Так это было - страница 21
На границе Швейцарии и Италии, на озере Маджоре, в неприметной двухэтажной вилле, с трех сторон закрытой густой зеленью, встретились генерал Вольф и Аллан Даллес.
Сначала шеф американского ОСС держался в тени, дав инициативу переговоров своим сотрудникам, а после того, как они «прощупали» Вольфа, Даллес начал задавать свои вопросы — осторожные, но важные. Речь шла о возможных формах капитуляции германских войск, находившихся в северной Италии.
Все это делалось за спиной Советского Союза. Именно тогда антисоветские круги США и Англии попытались пойти на сговор с германскими генералами, чтобы убедить их в том, что англо-американские войска должны захватить как можно большую часть Германии.

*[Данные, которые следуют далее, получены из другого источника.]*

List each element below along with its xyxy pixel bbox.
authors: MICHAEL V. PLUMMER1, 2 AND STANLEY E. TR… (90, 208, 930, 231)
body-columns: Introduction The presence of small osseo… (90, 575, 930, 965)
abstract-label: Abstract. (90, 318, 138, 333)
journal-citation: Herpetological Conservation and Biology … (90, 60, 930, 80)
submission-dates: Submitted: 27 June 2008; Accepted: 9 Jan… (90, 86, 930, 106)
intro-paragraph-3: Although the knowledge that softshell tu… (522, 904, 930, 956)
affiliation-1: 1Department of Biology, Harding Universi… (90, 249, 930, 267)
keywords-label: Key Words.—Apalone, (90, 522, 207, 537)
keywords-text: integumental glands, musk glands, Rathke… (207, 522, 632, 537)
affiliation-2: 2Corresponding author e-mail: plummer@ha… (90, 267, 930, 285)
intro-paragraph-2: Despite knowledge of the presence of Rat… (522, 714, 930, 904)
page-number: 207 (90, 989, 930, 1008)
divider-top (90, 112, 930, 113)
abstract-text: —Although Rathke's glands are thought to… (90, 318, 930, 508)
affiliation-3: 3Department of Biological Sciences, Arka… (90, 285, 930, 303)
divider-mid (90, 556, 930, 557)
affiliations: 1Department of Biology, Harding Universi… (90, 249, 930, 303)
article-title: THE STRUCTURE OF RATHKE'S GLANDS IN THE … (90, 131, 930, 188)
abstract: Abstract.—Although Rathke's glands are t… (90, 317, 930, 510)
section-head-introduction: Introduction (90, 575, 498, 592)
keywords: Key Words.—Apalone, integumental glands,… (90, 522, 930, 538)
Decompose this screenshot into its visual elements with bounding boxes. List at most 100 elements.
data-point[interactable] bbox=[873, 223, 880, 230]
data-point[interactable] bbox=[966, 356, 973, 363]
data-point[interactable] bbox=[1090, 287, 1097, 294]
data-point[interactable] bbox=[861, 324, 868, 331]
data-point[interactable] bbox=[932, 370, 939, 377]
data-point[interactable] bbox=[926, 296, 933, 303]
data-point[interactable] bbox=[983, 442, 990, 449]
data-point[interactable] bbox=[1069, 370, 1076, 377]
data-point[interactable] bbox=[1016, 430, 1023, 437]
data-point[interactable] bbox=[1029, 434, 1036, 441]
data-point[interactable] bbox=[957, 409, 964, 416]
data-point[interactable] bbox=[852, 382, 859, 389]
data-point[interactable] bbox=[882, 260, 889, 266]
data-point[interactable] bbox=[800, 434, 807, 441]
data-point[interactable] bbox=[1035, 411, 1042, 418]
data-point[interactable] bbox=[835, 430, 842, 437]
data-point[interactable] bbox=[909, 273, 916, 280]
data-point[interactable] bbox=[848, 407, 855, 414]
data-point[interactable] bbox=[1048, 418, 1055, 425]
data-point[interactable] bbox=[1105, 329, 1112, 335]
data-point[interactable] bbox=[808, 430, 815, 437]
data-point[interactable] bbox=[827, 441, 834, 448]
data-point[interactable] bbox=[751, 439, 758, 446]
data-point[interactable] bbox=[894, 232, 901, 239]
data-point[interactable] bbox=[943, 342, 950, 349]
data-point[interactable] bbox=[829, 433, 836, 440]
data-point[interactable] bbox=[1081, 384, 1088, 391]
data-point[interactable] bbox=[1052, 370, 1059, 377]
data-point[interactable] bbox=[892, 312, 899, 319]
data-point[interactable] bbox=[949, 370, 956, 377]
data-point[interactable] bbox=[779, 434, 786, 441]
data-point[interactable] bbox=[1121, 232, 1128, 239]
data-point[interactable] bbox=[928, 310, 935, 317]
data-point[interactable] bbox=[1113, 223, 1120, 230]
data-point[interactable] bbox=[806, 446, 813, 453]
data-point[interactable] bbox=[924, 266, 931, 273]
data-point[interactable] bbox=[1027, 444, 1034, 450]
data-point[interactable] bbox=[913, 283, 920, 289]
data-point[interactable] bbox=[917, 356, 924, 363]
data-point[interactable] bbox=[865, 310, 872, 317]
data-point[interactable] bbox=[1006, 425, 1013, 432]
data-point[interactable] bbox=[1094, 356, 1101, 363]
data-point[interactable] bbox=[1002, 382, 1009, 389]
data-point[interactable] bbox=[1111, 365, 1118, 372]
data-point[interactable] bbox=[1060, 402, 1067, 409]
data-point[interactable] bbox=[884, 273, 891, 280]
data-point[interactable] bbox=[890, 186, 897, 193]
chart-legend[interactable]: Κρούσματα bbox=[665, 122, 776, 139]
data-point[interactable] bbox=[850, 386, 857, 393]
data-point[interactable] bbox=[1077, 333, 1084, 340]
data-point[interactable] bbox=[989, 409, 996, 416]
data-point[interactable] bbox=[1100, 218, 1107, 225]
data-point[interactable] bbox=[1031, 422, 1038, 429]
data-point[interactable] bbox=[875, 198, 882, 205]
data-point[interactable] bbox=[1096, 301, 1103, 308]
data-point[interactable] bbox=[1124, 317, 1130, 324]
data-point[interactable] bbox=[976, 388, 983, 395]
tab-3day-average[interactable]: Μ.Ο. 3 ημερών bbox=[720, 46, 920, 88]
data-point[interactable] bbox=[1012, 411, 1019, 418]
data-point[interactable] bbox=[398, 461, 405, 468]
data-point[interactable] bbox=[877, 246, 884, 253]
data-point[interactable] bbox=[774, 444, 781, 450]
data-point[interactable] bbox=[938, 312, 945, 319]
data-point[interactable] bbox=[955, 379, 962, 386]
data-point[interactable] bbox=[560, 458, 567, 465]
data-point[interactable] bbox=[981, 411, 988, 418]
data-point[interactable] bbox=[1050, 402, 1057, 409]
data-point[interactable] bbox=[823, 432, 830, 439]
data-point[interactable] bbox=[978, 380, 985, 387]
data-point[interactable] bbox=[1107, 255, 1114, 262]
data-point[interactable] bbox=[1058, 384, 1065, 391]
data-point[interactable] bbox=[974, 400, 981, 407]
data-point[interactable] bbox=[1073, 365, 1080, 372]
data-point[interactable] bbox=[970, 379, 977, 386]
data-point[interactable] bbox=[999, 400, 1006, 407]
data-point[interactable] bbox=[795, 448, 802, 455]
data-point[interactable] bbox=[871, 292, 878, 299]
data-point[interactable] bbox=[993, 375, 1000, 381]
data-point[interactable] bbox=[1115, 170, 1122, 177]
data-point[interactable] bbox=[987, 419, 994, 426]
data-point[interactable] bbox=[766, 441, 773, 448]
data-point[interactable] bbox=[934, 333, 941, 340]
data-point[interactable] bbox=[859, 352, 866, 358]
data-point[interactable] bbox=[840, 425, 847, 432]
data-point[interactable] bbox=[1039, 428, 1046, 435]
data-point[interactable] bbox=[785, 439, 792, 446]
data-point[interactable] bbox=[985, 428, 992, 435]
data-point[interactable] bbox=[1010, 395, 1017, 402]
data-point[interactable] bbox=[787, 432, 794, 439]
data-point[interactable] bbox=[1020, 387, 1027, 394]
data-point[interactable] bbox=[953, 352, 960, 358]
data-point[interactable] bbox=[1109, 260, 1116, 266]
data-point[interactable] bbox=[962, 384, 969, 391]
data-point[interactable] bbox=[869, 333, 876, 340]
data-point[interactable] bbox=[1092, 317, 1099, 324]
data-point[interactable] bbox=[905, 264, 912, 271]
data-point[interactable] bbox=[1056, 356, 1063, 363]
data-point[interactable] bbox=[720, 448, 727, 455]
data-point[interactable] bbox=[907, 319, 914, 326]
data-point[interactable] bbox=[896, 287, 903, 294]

Вмешательство СССР сорвало эти замыслы. В самый разгар сговора Даллесу, как снег на голову, пришла из Вашингтона телеграмма с пометкой «срочно, совершенно секретно». Из-за «осложнений, возникших с русскими», в телеграмме предписывалось немедленно прекратить все контакты с германскими эмиссарами. В конце значилось: «Дело следует считать закрытым». И хотя все было «на мази», Аллану Даллесу пришлось дать «задний ход».
Между тем, не зная о новой директиве, Вольф добился у главнокомандующего немецкими войсками в северной Италии генерал-полковника Витенгофа согласия на капитуляцию армии. Уполномоченные для ведения переговоров и подписания капитуляции вместе с Вольфом ехали в Швейцарию, в Люцерн, к Аллану Даллесу, чтобы договориться о деталях поездки в штаб союзников.
Даллес их не принял.
Вольф вернулся в Рим и имел даже тайную аудиенцию у папы Пия XII. Эта комическая встреча тоже не принесла результатов. Посланец Гиммлера сказал духовному вождю: «Вы, великий владыка, видите, как проливается кровь европейской людской силы. Конфликт цивилизованных наций с Востоком, с коммунизмом неизбежен». Папа выслушал Вольфа, осенил его крестным знаменем и молча ушел в свои покои…
И вот теперь Гиммлер делает последнюю попытку договориться, на сей раз без ведома и согласия «фюрера». Он знает, что это будет расценено как предательство, и все же решился на этот шаг. Он и Шелленберг летят в Любек.
23 апреля
Корпус Переверткина сворачивает к рейхстагу. — Советские танкисты на окраинах Берлина. — Первые встречи с жителями Берлина. — Чубук рассказывает. — «Я ненавижу Гитлера». — У врага в подземелье
Как бы ни было коварно и жестоко сражение, как бы оно ни пылало в огне трассирующих пуль, минометов, гаубиц и ракетных снарядов, ночь, спускаясь на землю, глушит его, охлаждает.
Сколько раз я наблюдал, что с наступлением темноты реже слышались перестрелка, свист снарядов, летящих где-то над головой. Бой по приказу ночи утихает.
Поднималось новое утро войны. По неписаным ее законам в этот час просыпался и огонь. Был ли то огонь ураганный, либо беглый, была ли то редкая или, как говорили солдаты, «ленивая» перестрелка, — все равно: с рассветом начинался бой.
Мы снова заехали к генералу Переверткину, с которым наладили хорошие, деловые отношения. Он нам доверял, и этим многое определялось.
Семен Никифорович как никто умел приоткрывать перед нами завесу секретного, но только в той мере, которая могла быть полезна для нашей работы. Не больше. Мы старались укрепить эту веру генерала в нас и всегда делали вид, что не интересуемся его телефонными разговорами, а он делал вид, что не видит, как мы то и дело беремся за карандаш. Вот и сейчас, когда мы вошли, он, улыбаясь, сказал:
— Вовремя пришли.
— Что случилось?
— Очень важное. Только что звонил начальник штаба армии генерал М. Букштынович и сказал, что мне приказано перегруппировать корпус и продолжать наступление, теперь уже с задачей овладеть районом Сименсштадт и выйти на реку Шпрее… Понятно?
— Не очень.
— Мы пойдем не мимо Берлина, а будем брать его, так сказать, за глотку… Сейчас я еду к Шатилову. Поехали…
Генерал быстро надел плащ, и через несколько минут мы осторожно пробирались по разбитым пригородам, мимо горящих домов и машин.
Но Шатилова не так легко было найти. Он менял свой наблюдательный пункт так же часто, как часто менялась ситуация городского боя. Нашли его в подвале одного разбитого дома. Он сидел на перевернутом ящике и говорил по телефону. Лицо его вытянулось, глаза покраснели: сказывались бессонные ночи.